Aber was ist das Gedächtnis? Sind es die Augen? Einen Augenblick lang die Farben, das Leuchten, das Ein- und Ausatmen der Farne, einen Augenblick lang immer noch Gelbsein, noch Süßsein, das Gedächtnis für einen Augenblick, immer noch das Leuchten, die gelben Rosen, immer noch glänzen die Trauben und sind rund, und noch einen Augenblick lang liegen die pflaumenblauen Pfirsiche in der Bauernschale.
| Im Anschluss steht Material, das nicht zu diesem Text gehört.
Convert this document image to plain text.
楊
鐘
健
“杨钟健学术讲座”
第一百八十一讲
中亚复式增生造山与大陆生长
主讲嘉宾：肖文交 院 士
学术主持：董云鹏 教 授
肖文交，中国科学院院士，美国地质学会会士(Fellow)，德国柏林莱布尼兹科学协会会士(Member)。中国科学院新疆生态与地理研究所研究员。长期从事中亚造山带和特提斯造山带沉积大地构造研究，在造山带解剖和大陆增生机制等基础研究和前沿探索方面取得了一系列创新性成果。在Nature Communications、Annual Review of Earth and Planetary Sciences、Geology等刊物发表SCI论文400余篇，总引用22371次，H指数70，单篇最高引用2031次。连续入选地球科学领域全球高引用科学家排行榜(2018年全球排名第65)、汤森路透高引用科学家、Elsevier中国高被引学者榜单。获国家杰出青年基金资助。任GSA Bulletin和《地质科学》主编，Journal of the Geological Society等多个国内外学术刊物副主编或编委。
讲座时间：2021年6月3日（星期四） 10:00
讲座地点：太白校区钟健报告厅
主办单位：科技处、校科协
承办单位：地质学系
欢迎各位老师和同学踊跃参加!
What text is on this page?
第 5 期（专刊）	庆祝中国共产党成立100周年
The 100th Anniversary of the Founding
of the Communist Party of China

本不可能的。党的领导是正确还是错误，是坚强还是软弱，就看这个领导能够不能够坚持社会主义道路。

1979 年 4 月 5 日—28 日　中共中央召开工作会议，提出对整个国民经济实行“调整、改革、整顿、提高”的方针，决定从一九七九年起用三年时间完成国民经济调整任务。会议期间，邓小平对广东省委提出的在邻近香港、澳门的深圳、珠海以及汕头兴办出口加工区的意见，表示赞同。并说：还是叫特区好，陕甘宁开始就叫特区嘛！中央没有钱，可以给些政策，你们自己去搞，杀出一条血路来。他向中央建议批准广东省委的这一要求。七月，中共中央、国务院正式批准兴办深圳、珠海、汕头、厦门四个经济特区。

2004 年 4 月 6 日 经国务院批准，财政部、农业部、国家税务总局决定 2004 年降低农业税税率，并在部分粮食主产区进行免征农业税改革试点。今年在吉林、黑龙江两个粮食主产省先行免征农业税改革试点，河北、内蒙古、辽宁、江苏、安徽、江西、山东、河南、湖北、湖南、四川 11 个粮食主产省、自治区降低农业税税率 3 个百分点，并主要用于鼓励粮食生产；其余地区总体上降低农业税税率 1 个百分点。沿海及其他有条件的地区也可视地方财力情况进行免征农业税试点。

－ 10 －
Inzwischen ist die Zeit vergangen. Das Blei zerfällt, wobei die sechzehn Namen jetzt noch lesbar sind.
weil das Licht nicht brennt und im Schatten nur die Umrisse der Blumen und Vasen sichtbar sind. Im Dunkeln sind die Blumen kühl.
Das ist ein kaum sichtbares Stillleben. Einer der Sträuße steckt in einer chinesischen Vase, wird sich herausstellen, das wird sich zufällig herausstellen, und es wäre verrückt, auf den Zeitpunkt zu warten, in dem plötzlich jedes Detail verständlich wird.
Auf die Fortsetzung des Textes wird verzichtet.